The Star Spangled Banner, imagery created by Francis Scott Key in his poem written while aboard a British ship (he had been working as an American agent for prisoner exchange and was forced to remain aboard until after the assault on Fort McHenry) is the name for the well-known poem written by Key and later put to borrowed music. It became so popular that by 1916 Woodrow Wilson (by executive order) declared it the National Anthem. Later Congress, by resolution declared it again the National Anthem. Now neither of these actions have any Constitutional standing apart from some national being of the former republic. It was no accident that the seceding Southern states called themselves a confederacy (C.S.A.)

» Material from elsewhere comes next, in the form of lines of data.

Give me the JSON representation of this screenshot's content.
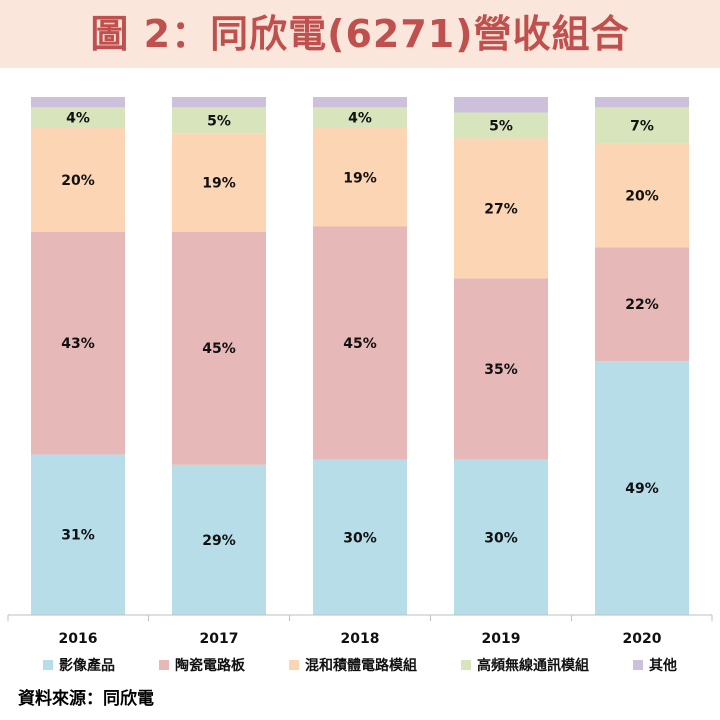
{
  "title": "圖 2：同欣電(6271)營收組合",
  "source": "資料來源：同欣電",
  "chart_data": {
    "type": "bar",
    "stacked": true,
    "normalized": true,
    "categories": [
      "2016",
      "2017",
      "2018",
      "2019",
      "2020"
    ],
    "ylim": [
      0,
      100
    ],
    "grid": false,
    "legend_position": "bottom",
    "series": [
      {
        "name": "影像產品",
        "color": "#b7dde8",
        "values": [
          31,
          29,
          30,
          30,
          49
        ],
        "labels": [
          "31%",
          "29%",
          "30%",
          "30%",
          "49%"
        ]
      },
      {
        "name": "陶瓷電路板",
        "color": "#e6b9b8",
        "values": [
          43,
          45,
          45,
          35,
          22
        ],
        "labels": [
          "43%",
          "45%",
          "45%",
          "35%",
          "22%"
        ]
      },
      {
        "name": "混和積體電路模組",
        "color": "#fcd5b4",
        "values": [
          20,
          19,
          19,
          27,
          20
        ],
        "labels": [
          "20%",
          "19%",
          "19%",
          "27%",
          "20%"
        ]
      },
      {
        "name": "高頻無線通訊模組",
        "color": "#d7e4bc",
        "values": [
          4,
          5,
          4,
          5,
          7
        ],
        "labels": [
          "4%",
          "5%",
          "4%",
          "5%",
          "7%"
        ]
      },
      {
        "name": "其他",
        "color": "#ccc0da",
        "values": [
          2,
          2,
          2,
          3,
          2
        ],
        "labels": [
          "",
          "",
          "",
          "",
          ""
        ]
      }
    ]
  }
}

In light of the current brouhaha over football players (those mental giants of society) not standing when it is played, I remarked to a friend recently with whom I had served in the Marine Corps that I had never in my life stood for The national Anthem, nor saluted it in the service. Immediately he contradicted me and said he had not only seen me salute it but had been to ballgames where I stood when it was played. In my clever good- old- boy Southern way (he is Southern too—just didn’t have his thinking cap on) I replied “Au Contraire oh blind and foolish one. What you saw was my standing or saluting The Star Spangle Banner—NOT The National Anthem.”

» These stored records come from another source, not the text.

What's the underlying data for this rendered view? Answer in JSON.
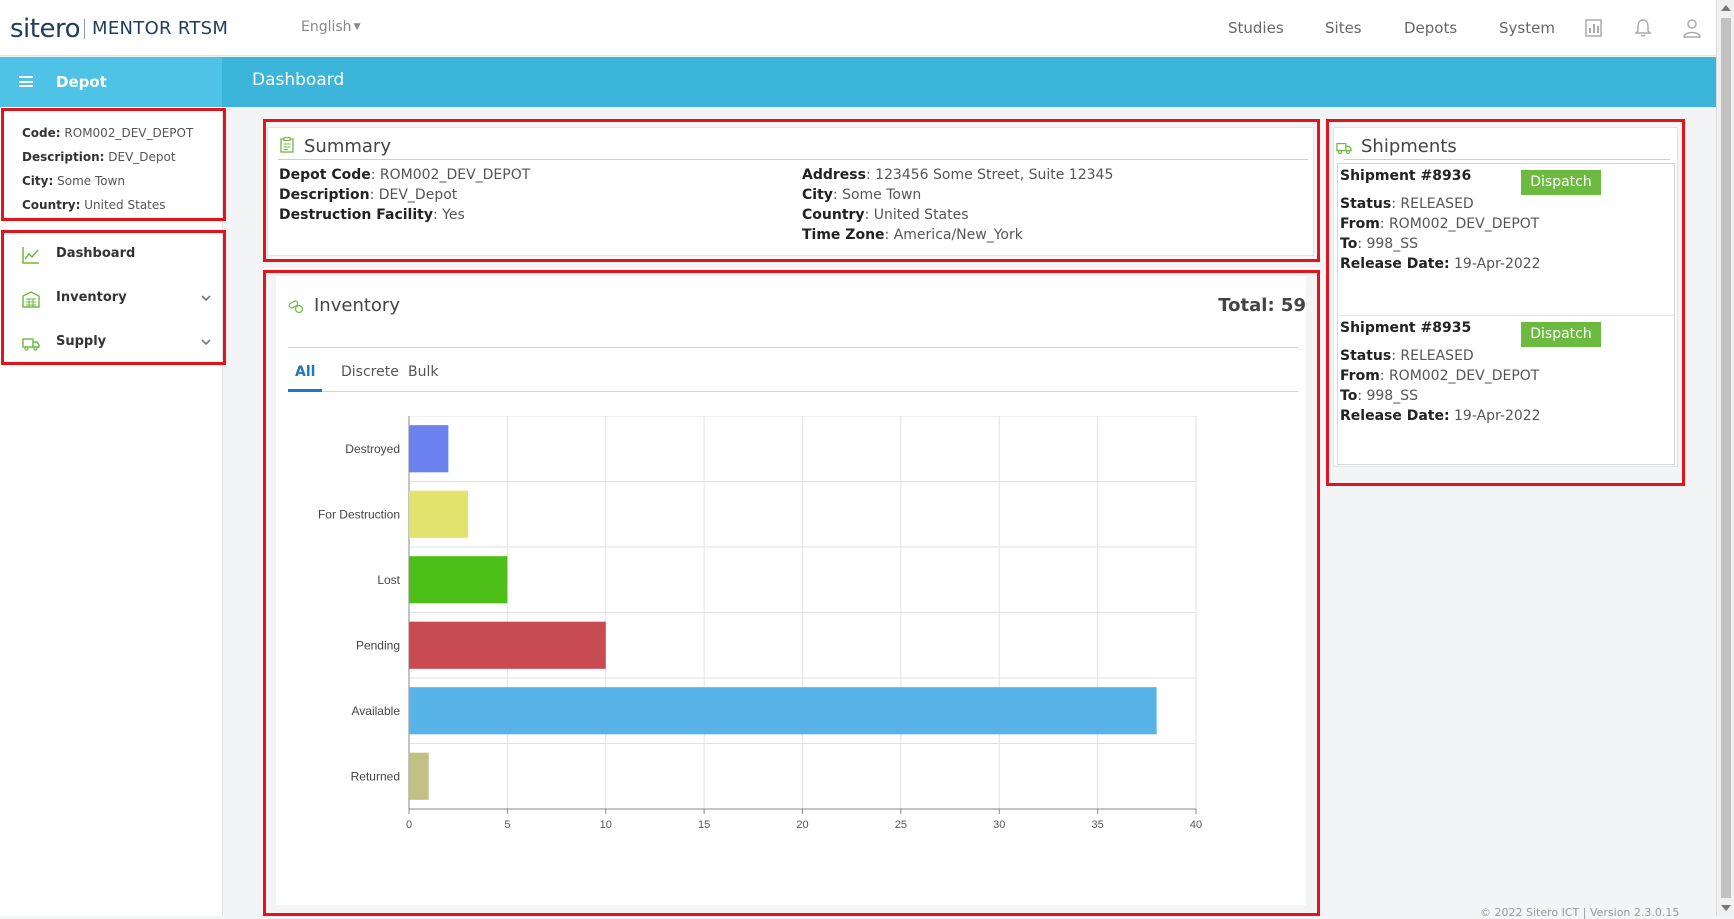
{
  "header": {
    "brand": "sitero",
    "product": "MENTOR RTSM",
    "language": "English",
    "nav": [
      "Studies",
      "Sites",
      "Depots",
      "System"
    ]
  },
  "bluebar": {
    "section_title": "Depot",
    "page_title": "Dashboard"
  },
  "sidebar": {
    "depot_info": [
      {
        "label": "Code:",
        "value": "ROM002_DEV_DEPOT"
      },
      {
        "label": "Description:",
        "value": "DEV_Depot"
      },
      {
        "label": "City:",
        "value": "Some Town"
      },
      {
        "label": "Country:",
        "value": "United States"
      }
    ],
    "menu": [
      {
        "label": "Dashboard",
        "icon": "chart-line-icon"
      },
      {
        "label": "Inventory",
        "icon": "warehouse-icon"
      },
      {
        "label": "Supply",
        "icon": "truck-icon"
      }
    ]
  },
  "summary": {
    "title": "Summary",
    "left": [
      {
        "label": "Depot Code",
        "value": ": ROM002_DEV_DEPOT"
      },
      {
        "label": "Description",
        "value": ": DEV_Depot"
      },
      {
        "label": "Destruction Facility",
        "value": ": Yes"
      }
    ],
    "right": [
      {
        "label": "Address",
        "value": ": 123456 Some Street, Suite 12345"
      },
      {
        "label": "City",
        "value": ": Some Town"
      },
      {
        "label": "Country",
        "value": ": United States"
      },
      {
        "label": "Time Zone",
        "value": ": America/New_York"
      }
    ]
  },
  "inventory": {
    "title": "Inventory",
    "total": "Total: 59",
    "tabs": [
      "All",
      "Discrete",
      "Bulk"
    ],
    "active_tab": "All"
  },
  "chart_data": {
    "type": "bar",
    "orientation": "horizontal",
    "categories": [
      "Destroyed",
      "For Destruction",
      "Lost",
      "Pending",
      "Available",
      "Returned"
    ],
    "values": [
      2,
      3,
      5,
      10,
      38,
      1
    ],
    "colors": [
      "#6b82ee",
      "#e2e36c",
      "#4dbf18",
      "#c84b52",
      "#58b4e8",
      "#c3c085"
    ],
    "xlim": [
      0,
      40
    ],
    "xticks": [
      0,
      5,
      10,
      15,
      20,
      25,
      30,
      35,
      40
    ],
    "grid": true
  },
  "shipments": {
    "title": "Shipments",
    "items": [
      {
        "number": "Shipment #8936",
        "button": "Dispatch",
        "status_label": "Status",
        "status": ": RELEASED",
        "from_label": "From",
        "from": ": ROM002_DEV_DEPOT",
        "to_label": "To",
        "to": ": 998_SS",
        "date_label": "Release Date:",
        "date": " 19-Apr-2022"
      },
      {
        "number": "Shipment #8935",
        "button": "Dispatch",
        "status_label": "Status",
        "status": ": RELEASED",
        "from_label": "From",
        "from": ": ROM002_DEV_DEPOT",
        "to_label": "To",
        "to": ": 998_SS",
        "date_label": "Release Date:",
        "date": " 19-Apr-2022"
      }
    ]
  },
  "footer": "© 2022 Sitero ICT | Version 2.3.0.15"
}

I fully realize that the great number of “citizens” (not the people anymore) subscribe to the belief that we are endowed by a national government and as such we have certain paraphernalia that we must acknowledge as splendid and endowed by governmental-spiritual diktat: The National Anthem, the national cathedral, the national endowment for this or that…and the well-known, by injunction, but lesser known by history, the Pledge of Allegiance; though long without the national moniker I’m certain it won’t be long before some idiot in Congress presents a proposed Congressional resolution to name it the National Pledge of Allegiance. More on this little misfit later.
Great praises are hailed by media broadcasters for those players who do stand during the playing of the Star Spangled Banner, without ever considering the ambush they have laid for themselves. After all Francis Scott Key was a Southerner and by national extension a racial bigot and Negro (now blacks) hater because he was a slave owner. Not to be outdone, his grandson Francis Key Howard had the temerity to criticize Lincoln and subsequently he (Howard) was promptly held without Habeas Corpus, which was the very thing he had been critical of Lincoln for. Therefore, if the national government has embraced and encompassed Francis Scott Key it must have embraced bigotry.
Francis Scott Key was a member of The American Colonization Society, an organization that promoted the emigration of free blacks to Africa (in order to rid American society of them due to several concerns). If Lincoln was not a member, he strongly supported the American Colonization Society from around 1840 until 1863 when it got a bit awkward for him, as he had begun using blacks as cannon fodder in the war against the bigots. Curiously while the contemporary political powers seem to frame themselves, at least regarding Lincoln, around The Three Wise Monkeys, certainly they cannot hide from Francis Scott Key’s bigotry. So when will some brave politician (oxymoron?) determine that the monument to Key in Baltimore need be removed? After all, the same sculptor, Antonin Mercie’, who created it, created the statue of Robert E. Lee in Richmond.
Whether or not this fractiousness among football players continues as epidemic or sputters like a bad cold, I wish, at the least, Southern football players could learn who is really on their side. It ain’t the university elites.
When I was a boy in grade school in Mississippi we always stood for the Star Spangle banner and we ALWAYS stood when Dixie was played (which was often). The other day while being checked out at the counter of a store I received a call on my cell phone which has the ring tone of Dixie (yes you can download it). The Vietnamese lady who was checking me out said, “Oh what is that music?” I told her and she replied, “Oh that is wonderful song. I like it.” I told her that if she remained in Texas long enough maybe she would, as I do, come to love it. I hope someone comes along some day and tells her The Pledge of Allegiance was written in 1900 by a defrocked socialist minister who was trying to sell flags. Maybe by then those football players will stand for the Star Spangled Banner. And the ones down South will stand once again for Dixie.